World Series of Poker
- Bracelet: 1
- Money finishes: 25
- Highest WSOP Main Event finish: 4th, 2000

World Poker Tour
- Title: None
- Final table: 3
- Money finishes: 8

= Hasan Habib =

Pakistani American poker player (born 1962)

Hasan Habib (born 19 April 1962 in Karachi, Pakistan) is a Pakistani American professional poker player.

During his early years in Pakistan, Habib was the Pakistan 14-and-under National Tennis Champion. Habib went to America at the age of 18 to study business at the University of Redlands. He also once owned a nationwide chain of video stores.
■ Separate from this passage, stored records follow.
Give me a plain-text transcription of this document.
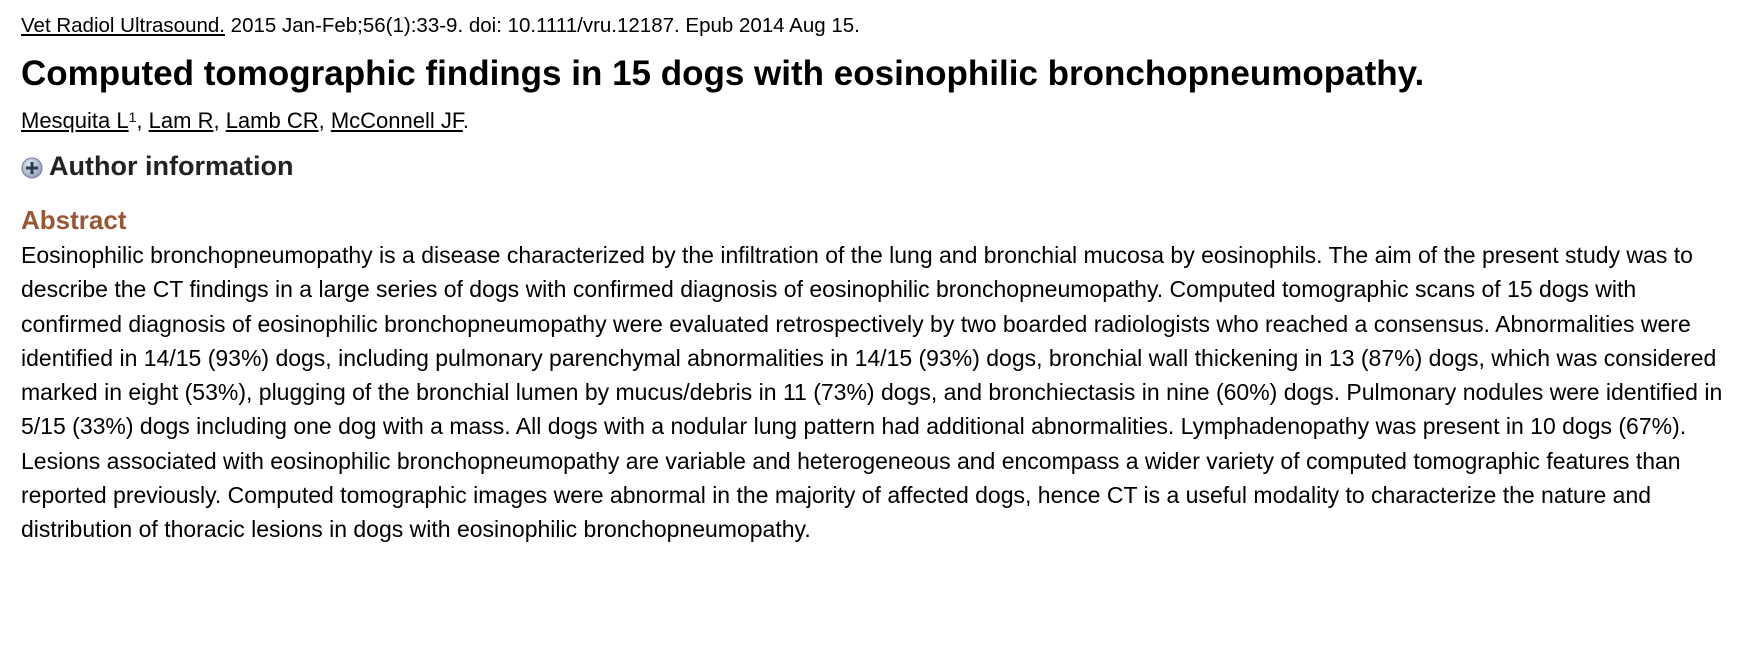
Vet Radiol Ultrasound. 2015 Jan-Feb;56(1):33-9. doi: 10.1111/vru.12187. Epub 2014 Aug 15.
Computed tomographic findings in 15 dogs with eosinophilic bronchopneumopathy.
Mesquita $L^1$, Lam R, Lamb CR, McConnell JF.
Author information
Abstract

Eosinophilic bronchopneumopathy is a disease characterized by the infiltration of the lung and bronchial mucosa by eosinophils. The aim of the present study was to describe the CT findings in a large series of dogs with confirmed diagnosis of eosinophilic bronchopneumopathy. Computed tomographic scans of 15 dogs with confirmed diagnosis of eosinophilic bronchopneumopathy were evaluated retrospectively by two boarded radiologists who reached a consensus. Abnormalities were identified in 14/15 (93%) dogs, including pulmonary parenchymal abnormalities in 14/15 (93%) dogs, bronchial wall thickening in 13 (87%) dogs, which was considered marked in eight (53%), plugging of the bronchial lumen by mucus/debris in 11 (73%) dogs, and bronchiectasis in nine (60%) dogs. Pulmonary nodules were identified in 5/15 (33%) dogs including one dog with a mass. All dogs with a nodular lung pattern had additional abnormalities. Lymphadenopathy was present in 10 dogs (67%). Lesions associated with eosinophilic bronchopneumopathy are variable and heterogeneous and encompass a wider variety of computed tomographic features than reported previously. Computed tomographic images were abnormal in the majority of affected dogs, hence CT is a useful modality to characterize the nature and distribution of thoracic lesions in dogs with eosinophilic bronchopneumopathy.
He began playing casino poker in 1985, and had his first major poker tournament cash in the Jim Brady Month at the Bell Gardens in Los Angeles in 1993.

In 2004, he finished second to Martin de Knijff in the World Poker Tour (WPT) $25,000 Championship, receiving a $1,372,223 prize. Later in the year he finished on the television bubble at the WPT $15,000 Five-Diamond World Poker Classic, gaining a further $108,906. He eventually won a World Series of Poker bracelet for the $1,500 Seven Card Stud Hi-Lo Split event ($93,060) in 2004.
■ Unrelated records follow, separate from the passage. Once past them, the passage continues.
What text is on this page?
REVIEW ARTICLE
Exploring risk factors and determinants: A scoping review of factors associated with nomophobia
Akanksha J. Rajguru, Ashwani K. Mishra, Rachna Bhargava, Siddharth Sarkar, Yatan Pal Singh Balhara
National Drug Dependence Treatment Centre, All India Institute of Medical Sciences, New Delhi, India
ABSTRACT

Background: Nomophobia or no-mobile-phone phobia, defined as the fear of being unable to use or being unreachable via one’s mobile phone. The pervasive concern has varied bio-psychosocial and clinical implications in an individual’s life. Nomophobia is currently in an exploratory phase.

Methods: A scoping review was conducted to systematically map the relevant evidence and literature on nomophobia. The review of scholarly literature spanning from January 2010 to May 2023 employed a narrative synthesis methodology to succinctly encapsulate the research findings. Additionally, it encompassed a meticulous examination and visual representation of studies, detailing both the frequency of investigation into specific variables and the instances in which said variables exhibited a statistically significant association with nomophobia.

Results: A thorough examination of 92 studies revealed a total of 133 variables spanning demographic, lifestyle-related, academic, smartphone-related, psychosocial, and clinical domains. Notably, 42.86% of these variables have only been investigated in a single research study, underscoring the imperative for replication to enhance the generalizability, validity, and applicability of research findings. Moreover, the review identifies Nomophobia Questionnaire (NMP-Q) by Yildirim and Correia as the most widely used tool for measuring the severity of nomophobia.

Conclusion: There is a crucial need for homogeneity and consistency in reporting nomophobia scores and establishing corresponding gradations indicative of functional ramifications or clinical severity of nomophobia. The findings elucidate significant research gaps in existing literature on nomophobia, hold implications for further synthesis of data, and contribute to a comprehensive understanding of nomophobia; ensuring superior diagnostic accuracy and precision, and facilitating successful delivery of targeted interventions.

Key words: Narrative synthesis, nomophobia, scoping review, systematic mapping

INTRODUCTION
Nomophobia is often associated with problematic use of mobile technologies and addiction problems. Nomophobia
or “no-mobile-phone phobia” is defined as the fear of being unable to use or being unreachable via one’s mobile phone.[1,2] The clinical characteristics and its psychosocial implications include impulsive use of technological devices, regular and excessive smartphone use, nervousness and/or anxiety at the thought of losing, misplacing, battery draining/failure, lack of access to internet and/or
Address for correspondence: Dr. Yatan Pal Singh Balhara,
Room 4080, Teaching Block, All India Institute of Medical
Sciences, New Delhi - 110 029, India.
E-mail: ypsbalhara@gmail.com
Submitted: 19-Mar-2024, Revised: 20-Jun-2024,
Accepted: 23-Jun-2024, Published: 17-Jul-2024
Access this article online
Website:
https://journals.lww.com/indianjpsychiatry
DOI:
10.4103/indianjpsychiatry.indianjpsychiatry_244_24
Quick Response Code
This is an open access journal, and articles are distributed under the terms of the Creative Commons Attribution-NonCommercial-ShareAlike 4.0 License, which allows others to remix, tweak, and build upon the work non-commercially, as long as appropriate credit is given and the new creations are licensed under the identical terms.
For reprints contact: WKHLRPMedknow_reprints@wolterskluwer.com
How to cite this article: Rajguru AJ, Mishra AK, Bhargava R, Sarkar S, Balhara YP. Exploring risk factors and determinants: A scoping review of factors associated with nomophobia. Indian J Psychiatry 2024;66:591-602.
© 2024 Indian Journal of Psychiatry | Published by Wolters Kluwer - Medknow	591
The following year he made the final table of the $25,000 WPT Championship again. He finished in third place ($896,375), but also had a stake on eventual winner Tuan Le. Observers have commented that this may have affected the interaction between them on the final table, however Habib has made it clear he was still playing to win, citing that the endorsements would have made it more financially viable.

As of 2015, he has cashed twenty-five times in the World Series of Poker (WSOP), including a 2nd-place finish in $2,500 Omaha Hi-Lo Split event in 2000, and a 4th-place finish in the $10,000 no limit Texas hold 'em Main Event in the same year, for which he took home $326,000. In September 2005, he won the opening No Limit Hold'em event of PokerStars' fourth annual World Championship of Online Poker, taking home $306,000.

As of 2015, his total live tournament winnings to date exceed $5,500,000. His 25 cashes at the WSOP account for over $1,500,000 of those winnings.

Habib currently resides in Downey, California.